Global-warming denialism is a special case, of course: the policy implications of the facts about climate change threaten some very large economic interests and some dearly-held political beliefs. So global-warming-denialist brochures are printed on glossy paper. Other than that, though, it’s fairly standard-grade fringe pseudoscience, not much different from the folks who write endless papers full of gibberish proving that Einstein was wrong.

And yet the Washington Post continues to make op-ed space available for flat-earth climatology.

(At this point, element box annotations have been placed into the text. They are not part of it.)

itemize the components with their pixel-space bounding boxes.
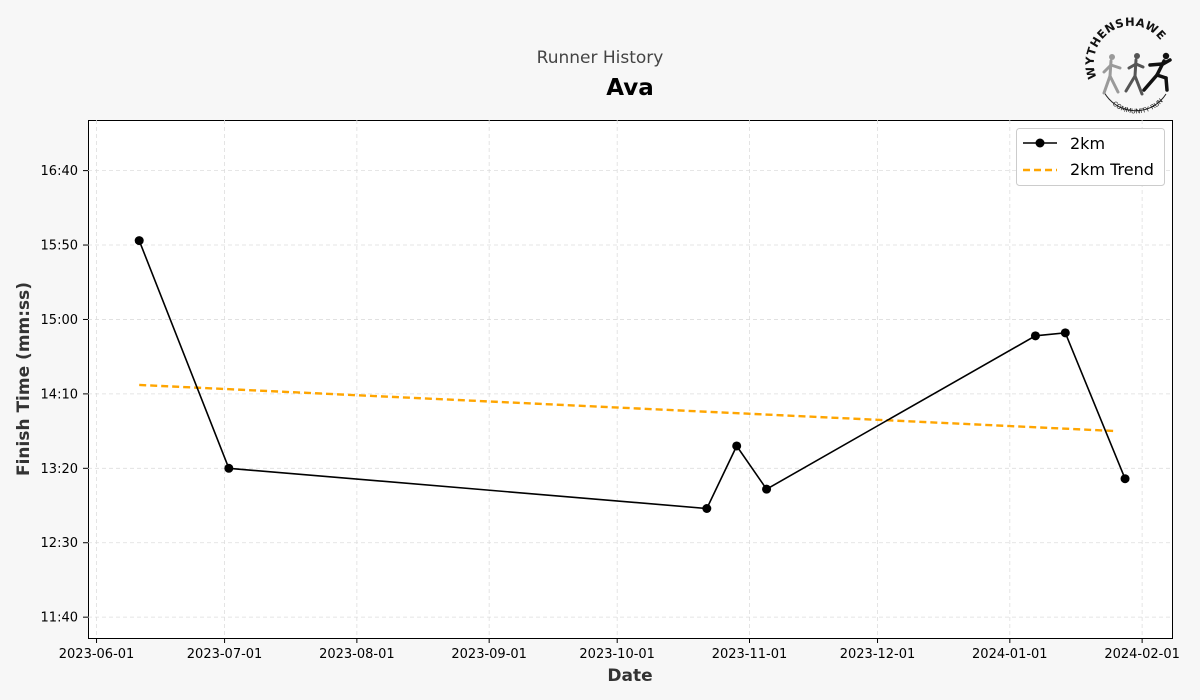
x-tick-label: 2023-10-01: [579, 647, 655, 662]
y-tick-label: 15:50: [41, 239, 78, 254]
trend-line: [139, 383, 1117, 433]
y-tick-label: 12:30: [41, 536, 78, 551]
grid-lines: [88, 120, 1172, 638]
svg-text:WYTHENSHAWE: WYTHENSHAWE: [1083, 15, 1170, 81]
y-axis-label: Finish Time (mm:ss): [14, 282, 34, 476]
x-tick-label: 2023-07-01: [187, 647, 263, 662]
data-series: [134, 236, 1130, 513]
chart-title: Ava: [606, 75, 654, 101]
legend-label-trend: 2km Trend: [1070, 160, 1154, 179]
x-tick-label: 2023-06-01: [59, 647, 135, 662]
data-point: [1030, 331, 1040, 341]
community-run-logo: WYTHENSHAWE COMMUNITY RUN: [1083, 15, 1172, 116]
data-point: [702, 504, 712, 513]
x-tick-label: 2023-11-01: [712, 647, 788, 662]
y-tick-label: 11:40: [41, 611, 78, 626]
runner-mid-icon: [1124, 53, 1145, 96]
svg-text:COMMUNITY RUN: COMMUNITY RUN: [1111, 97, 1165, 116]
runner-dark-icon: [1142, 52, 1172, 92]
axis-ticks: 2023-06-01 2023-07-01 2023-08-01 2023-09-01…: [41, 164, 1180, 662]
data-point: [762, 484, 772, 494]
data-point: [1060, 328, 1070, 338]
x-tick-label: 2023-09-01: [451, 647, 527, 662]
plot-area: [88, 120, 1173, 639]
x-tick-label: 2023-12-01: [840, 647, 916, 662]
x-tick-label: 2024-01-01: [972, 647, 1048, 662]
chart-subtitle: Runner History: [537, 48, 664, 68]
legend-swatch-marker: [1035, 138, 1045, 148]
x-axis-label: Date: [607, 666, 652, 686]
y-tick-label: 14:10: [41, 387, 78, 402]
runner-light-icon: [1102, 54, 1122, 95]
legend: 2km 2km Trend: [1016, 128, 1165, 186]
y-tick-label: 13:20: [41, 462, 78, 477]
data-point: [134, 236, 144, 246]
x-tick-label: 2023-08-01: [319, 647, 395, 662]
legend-label-series: 2km: [1070, 134, 1105, 153]
series-line-2km: [138, 240, 1126, 510]
data-point: [224, 463, 234, 473]
data-point: [732, 441, 742, 451]
y-tick-label: 16:40: [41, 164, 78, 179]
data-point: [1120, 474, 1130, 484]
x-tick-label: 2024-02-01: [1104, 647, 1180, 662]
y-tick-label: 15:00: [41, 313, 78, 328]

I think that you should take any science you read on the op-ed page with a huge grain of salt. But why is that? Why are the people writing and publishing these things thinking that they are opinion in the first place? One of the effects of scientific inquiry is to remove opinion from the analysis, and leave something that is objectively true. If you really think that there are multiple ways of interpreting the data, then you need to take a closer look at at the data you have, and possibly get more data. But in a lot of these cases, while more data is usually good, it isn’t what is required — the “alternative” interpretations don’t stand up to scrutiny. But this is the op-ed page, and making it up doesn’t seem to carry any penalty with it. On the contrary, one can lie to a large audience and then source amnesia takes over; nobody remembers that it was a lie or came from a disreputable source — all they remember is the claim. Which is a very different situation from scientific publishing, where publishing lies usually kills (or severely impedes) your career.

Quantum Biology

The Quantum Dimension Of Photosynthesis

In the initial steps of photosynthesis, the energy from a solar photon is transferred through the protein by sequentially exciting electrons in the organic molecules and is eventually delivered where it’s needed. Biologists have long thought that the energy moved like a hot potato: an excited electron in one molecule passes its energy to an electron in another, nearby molecule, and so on.

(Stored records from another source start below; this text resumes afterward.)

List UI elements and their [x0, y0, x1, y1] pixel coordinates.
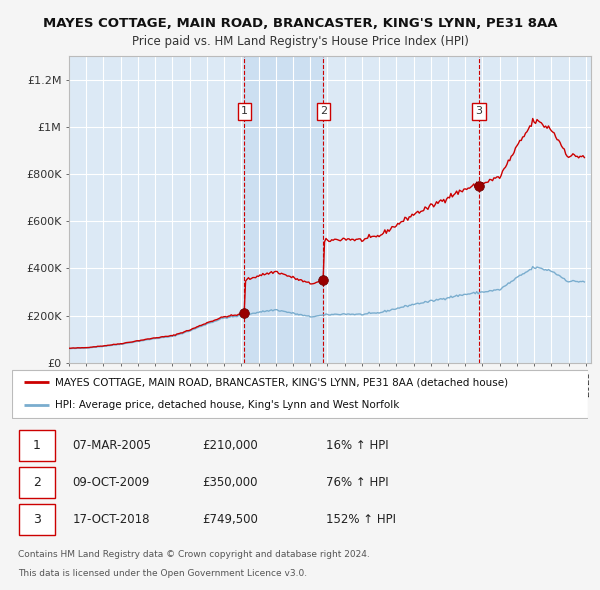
Text: 07-MAR-2005: 07-MAR-2005: [73, 439, 151, 452]
FancyBboxPatch shape: [19, 430, 55, 461]
Text: Price paid vs. HM Land Registry's House Price Index (HPI): Price paid vs. HM Land Registry's House …: [131, 35, 469, 48]
Text: MAYES COTTAGE, MAIN ROAD, BRANCASTER, KING'S LYNN, PE31 8AA: MAYES COTTAGE, MAIN ROAD, BRANCASTER, KI…: [43, 17, 557, 30]
Text: 3: 3: [475, 106, 482, 116]
FancyBboxPatch shape: [19, 504, 55, 535]
Text: 152% ↑ HPI: 152% ↑ HPI: [326, 513, 396, 526]
Text: 2: 2: [33, 476, 41, 489]
FancyBboxPatch shape: [19, 467, 55, 498]
Text: £350,000: £350,000: [202, 476, 257, 489]
Text: 17-OCT-2018: 17-OCT-2018: [73, 513, 150, 526]
Text: 3: 3: [33, 513, 41, 526]
Text: 1: 1: [241, 106, 248, 116]
Text: 1: 1: [33, 439, 41, 452]
Text: £749,500: £749,500: [202, 513, 258, 526]
FancyBboxPatch shape: [12, 370, 588, 418]
Text: 2: 2: [320, 106, 327, 116]
Text: MAYES COTTAGE, MAIN ROAD, BRANCASTER, KING'S LYNN, PE31 8AA (detached house): MAYES COTTAGE, MAIN ROAD, BRANCASTER, KI…: [55, 377, 508, 387]
Text: £210,000: £210,000: [202, 439, 258, 452]
Text: 16% ↑ HPI: 16% ↑ HPI: [326, 439, 389, 452]
Bar: [244, 56, 323, 363]
Text: This data is licensed under the Open Government Licence v3.0.: This data is licensed under the Open Gov…: [18, 569, 307, 578]
Text: 76% ↑ HPI: 76% ↑ HPI: [326, 476, 389, 489]
Text: 09-OCT-2009: 09-OCT-2009: [73, 476, 150, 489]
Text: Contains HM Land Registry data © Crown copyright and database right 2024.: Contains HM Land Registry data © Crown c…: [18, 550, 370, 559]
Text: HPI: Average price, detached house, King's Lynn and West Norfolk: HPI: Average price, detached house, King…: [55, 401, 400, 411]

However, laser-based experiments have suggested other possibilities. In 2007 a team hitting a photosynthetic protein with laser pulses and measuring the time variation in the output light found strong evidence that some of the electrons were coherently coupled. The quantum wave nature of the electrons seemed to be connecting some of the chlorophyll-like molecules and helping energy flow through the protein like a wave on a string.